Weekly composite air samples were collected from early April through mid-September 1995 at three paired urban and agricultural sites along the Mississippi River region of the Midwestern United States. The paired sampling sites were located in Mississippi, Iowa, and Minnesota. A background site, removed from dense urban and agricultural areas, was on the shore of Lake Superior in Michigan. Each sample was analyzed for 49 compounds; of these, 21 of 26 herbicides, 13 of 19 insecticides, and 4 of 4 related transformation products were detected during the study, with most pesticides detected in more than one sample. The maximum number of pesticides detected in an air sample was 18; this sample was from the Iowa City urban site in mid-June. Herbicides were the predominant type of pesticide detected at every site. The detection frequencies of most herbicides generally were comparable at the paired Iowa and Minnesota sites. In Mississippi, herbicides generally were detected more frequently at the agricultural site. The insecticides chlorpyrifos, diazinon, and carbaryl, which are used in agricultural and nonagricultural setttings, were detected more frequently in urban sites than agricultural sites in Mississippi and Iowa. Methyl parathion was detected in 70 percent of the samples from Rolling Fork, Miss., and at the highest concentration (62 nanograms per cubic meter of air) of any insecticide measured in the study.

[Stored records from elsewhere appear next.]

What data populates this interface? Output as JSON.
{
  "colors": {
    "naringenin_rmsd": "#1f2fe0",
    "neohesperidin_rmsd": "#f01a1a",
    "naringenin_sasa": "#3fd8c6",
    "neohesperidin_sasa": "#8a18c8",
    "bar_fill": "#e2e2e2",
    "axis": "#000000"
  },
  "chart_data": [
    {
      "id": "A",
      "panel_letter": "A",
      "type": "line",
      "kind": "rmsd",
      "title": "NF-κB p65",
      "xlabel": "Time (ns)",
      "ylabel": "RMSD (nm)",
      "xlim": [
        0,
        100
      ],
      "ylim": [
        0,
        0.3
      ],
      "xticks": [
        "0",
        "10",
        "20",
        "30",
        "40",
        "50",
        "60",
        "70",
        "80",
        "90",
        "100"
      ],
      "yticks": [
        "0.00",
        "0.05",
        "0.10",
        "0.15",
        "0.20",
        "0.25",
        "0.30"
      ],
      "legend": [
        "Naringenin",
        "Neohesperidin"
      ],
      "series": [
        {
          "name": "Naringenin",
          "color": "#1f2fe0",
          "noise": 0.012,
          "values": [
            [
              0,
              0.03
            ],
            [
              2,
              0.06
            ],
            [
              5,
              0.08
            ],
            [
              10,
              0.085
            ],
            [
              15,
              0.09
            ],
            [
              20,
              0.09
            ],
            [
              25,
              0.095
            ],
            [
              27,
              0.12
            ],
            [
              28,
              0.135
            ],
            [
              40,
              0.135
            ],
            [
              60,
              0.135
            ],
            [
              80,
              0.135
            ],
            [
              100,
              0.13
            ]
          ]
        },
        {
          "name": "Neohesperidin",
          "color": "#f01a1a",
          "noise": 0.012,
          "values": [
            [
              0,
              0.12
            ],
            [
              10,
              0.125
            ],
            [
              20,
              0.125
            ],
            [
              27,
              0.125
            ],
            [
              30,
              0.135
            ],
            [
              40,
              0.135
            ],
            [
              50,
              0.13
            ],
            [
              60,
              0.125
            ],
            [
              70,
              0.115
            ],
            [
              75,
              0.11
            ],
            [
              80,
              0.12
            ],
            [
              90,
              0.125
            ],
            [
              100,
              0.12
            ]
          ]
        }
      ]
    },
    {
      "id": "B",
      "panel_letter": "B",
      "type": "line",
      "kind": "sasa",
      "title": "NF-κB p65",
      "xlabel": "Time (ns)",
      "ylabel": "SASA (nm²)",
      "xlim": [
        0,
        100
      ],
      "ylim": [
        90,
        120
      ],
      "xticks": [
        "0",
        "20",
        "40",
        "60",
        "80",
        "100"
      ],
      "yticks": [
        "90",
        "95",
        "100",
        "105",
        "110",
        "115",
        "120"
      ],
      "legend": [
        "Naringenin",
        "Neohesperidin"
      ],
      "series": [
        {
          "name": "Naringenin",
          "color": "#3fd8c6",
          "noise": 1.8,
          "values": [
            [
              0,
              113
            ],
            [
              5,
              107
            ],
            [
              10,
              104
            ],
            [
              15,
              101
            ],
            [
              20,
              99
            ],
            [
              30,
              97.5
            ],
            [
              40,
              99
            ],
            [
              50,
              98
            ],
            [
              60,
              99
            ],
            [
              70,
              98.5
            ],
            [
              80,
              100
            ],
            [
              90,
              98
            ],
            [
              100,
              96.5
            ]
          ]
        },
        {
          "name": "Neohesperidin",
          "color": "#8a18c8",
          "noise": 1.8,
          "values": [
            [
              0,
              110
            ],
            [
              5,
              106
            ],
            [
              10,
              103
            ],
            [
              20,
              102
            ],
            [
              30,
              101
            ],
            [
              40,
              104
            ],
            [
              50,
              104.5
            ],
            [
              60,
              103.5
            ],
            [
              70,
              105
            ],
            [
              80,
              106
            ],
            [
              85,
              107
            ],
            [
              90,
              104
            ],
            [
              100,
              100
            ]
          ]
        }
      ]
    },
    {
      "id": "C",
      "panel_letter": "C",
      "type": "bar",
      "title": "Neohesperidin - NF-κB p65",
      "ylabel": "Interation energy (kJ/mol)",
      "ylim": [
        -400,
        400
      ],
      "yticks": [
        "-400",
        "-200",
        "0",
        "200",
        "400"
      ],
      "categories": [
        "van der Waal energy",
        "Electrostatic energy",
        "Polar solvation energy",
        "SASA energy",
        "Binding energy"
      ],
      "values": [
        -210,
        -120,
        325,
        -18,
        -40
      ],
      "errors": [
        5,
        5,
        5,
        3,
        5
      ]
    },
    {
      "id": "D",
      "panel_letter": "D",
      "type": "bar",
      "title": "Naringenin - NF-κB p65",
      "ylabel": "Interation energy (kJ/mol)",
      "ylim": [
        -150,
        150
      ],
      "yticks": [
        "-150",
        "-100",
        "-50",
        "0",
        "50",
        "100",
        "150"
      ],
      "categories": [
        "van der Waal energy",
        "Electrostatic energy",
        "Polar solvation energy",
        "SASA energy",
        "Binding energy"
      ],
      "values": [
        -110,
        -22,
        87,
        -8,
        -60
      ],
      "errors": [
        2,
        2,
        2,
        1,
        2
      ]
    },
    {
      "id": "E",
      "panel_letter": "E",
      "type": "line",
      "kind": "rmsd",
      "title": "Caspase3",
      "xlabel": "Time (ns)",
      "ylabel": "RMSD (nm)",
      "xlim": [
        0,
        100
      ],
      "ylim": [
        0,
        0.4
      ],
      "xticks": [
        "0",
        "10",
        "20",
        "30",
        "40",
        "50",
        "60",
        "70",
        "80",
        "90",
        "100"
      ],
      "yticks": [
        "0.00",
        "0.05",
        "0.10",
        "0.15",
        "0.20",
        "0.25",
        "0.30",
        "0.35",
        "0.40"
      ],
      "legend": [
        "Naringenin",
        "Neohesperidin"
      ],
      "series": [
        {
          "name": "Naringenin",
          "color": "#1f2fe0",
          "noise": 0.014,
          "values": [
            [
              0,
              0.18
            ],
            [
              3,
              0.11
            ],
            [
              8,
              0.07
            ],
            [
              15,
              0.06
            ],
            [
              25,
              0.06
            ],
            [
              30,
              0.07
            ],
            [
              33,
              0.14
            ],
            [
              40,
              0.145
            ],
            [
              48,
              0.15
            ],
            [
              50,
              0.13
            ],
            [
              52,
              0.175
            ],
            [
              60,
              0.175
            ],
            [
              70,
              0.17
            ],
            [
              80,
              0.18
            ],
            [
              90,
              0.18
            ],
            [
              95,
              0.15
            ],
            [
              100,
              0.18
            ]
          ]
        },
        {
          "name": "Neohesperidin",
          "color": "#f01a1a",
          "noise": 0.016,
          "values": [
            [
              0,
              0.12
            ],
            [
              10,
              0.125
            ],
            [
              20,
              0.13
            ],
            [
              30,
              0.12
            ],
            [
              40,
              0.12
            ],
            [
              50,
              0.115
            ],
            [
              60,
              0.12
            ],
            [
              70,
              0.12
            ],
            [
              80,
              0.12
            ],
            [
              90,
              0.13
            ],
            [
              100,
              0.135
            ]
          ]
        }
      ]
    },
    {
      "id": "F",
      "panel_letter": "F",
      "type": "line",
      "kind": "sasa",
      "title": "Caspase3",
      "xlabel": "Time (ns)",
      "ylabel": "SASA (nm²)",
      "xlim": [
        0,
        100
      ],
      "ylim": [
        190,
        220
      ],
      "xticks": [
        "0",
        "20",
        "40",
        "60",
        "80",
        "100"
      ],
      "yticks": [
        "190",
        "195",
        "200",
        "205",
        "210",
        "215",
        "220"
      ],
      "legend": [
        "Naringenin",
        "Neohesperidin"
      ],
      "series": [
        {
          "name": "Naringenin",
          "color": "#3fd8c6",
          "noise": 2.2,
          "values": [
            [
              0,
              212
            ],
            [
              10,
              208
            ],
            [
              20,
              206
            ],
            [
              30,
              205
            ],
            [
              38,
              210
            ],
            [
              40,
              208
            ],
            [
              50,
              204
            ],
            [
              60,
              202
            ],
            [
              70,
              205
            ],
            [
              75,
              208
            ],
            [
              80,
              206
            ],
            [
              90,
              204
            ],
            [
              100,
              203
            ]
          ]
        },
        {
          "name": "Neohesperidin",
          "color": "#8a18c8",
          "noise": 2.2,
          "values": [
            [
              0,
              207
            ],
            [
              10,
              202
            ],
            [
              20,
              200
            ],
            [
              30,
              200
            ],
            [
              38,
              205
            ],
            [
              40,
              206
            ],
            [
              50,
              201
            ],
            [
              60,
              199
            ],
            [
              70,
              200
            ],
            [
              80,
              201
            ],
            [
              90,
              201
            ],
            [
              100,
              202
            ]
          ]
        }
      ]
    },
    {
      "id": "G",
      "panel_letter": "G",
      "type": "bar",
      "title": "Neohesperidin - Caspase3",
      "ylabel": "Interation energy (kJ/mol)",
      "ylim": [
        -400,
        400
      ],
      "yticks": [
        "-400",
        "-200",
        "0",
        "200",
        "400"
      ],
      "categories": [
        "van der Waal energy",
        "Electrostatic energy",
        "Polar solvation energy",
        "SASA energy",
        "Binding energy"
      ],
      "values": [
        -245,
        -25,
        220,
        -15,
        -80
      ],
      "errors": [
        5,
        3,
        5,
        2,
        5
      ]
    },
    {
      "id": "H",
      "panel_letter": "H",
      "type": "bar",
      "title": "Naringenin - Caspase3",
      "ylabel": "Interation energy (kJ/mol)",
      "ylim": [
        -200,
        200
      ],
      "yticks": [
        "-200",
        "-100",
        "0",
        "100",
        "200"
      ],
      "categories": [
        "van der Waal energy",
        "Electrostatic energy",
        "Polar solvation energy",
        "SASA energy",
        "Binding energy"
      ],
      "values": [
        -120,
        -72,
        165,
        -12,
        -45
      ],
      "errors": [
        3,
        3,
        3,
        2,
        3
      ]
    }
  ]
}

At the background site, dacthal (100 percent), atrazine (35 percent), cyanazine (22 percent), and the (primarily atrazine) triazine transformation products CIAT (35 percent) and CEAT (17 percent) were detected most frequently, suggesting their potential for long-range atmospheric transport. Estimates of the pesticides' particle and gas distribution provided insight into the primary mechanisms of pesticide transport and deposition.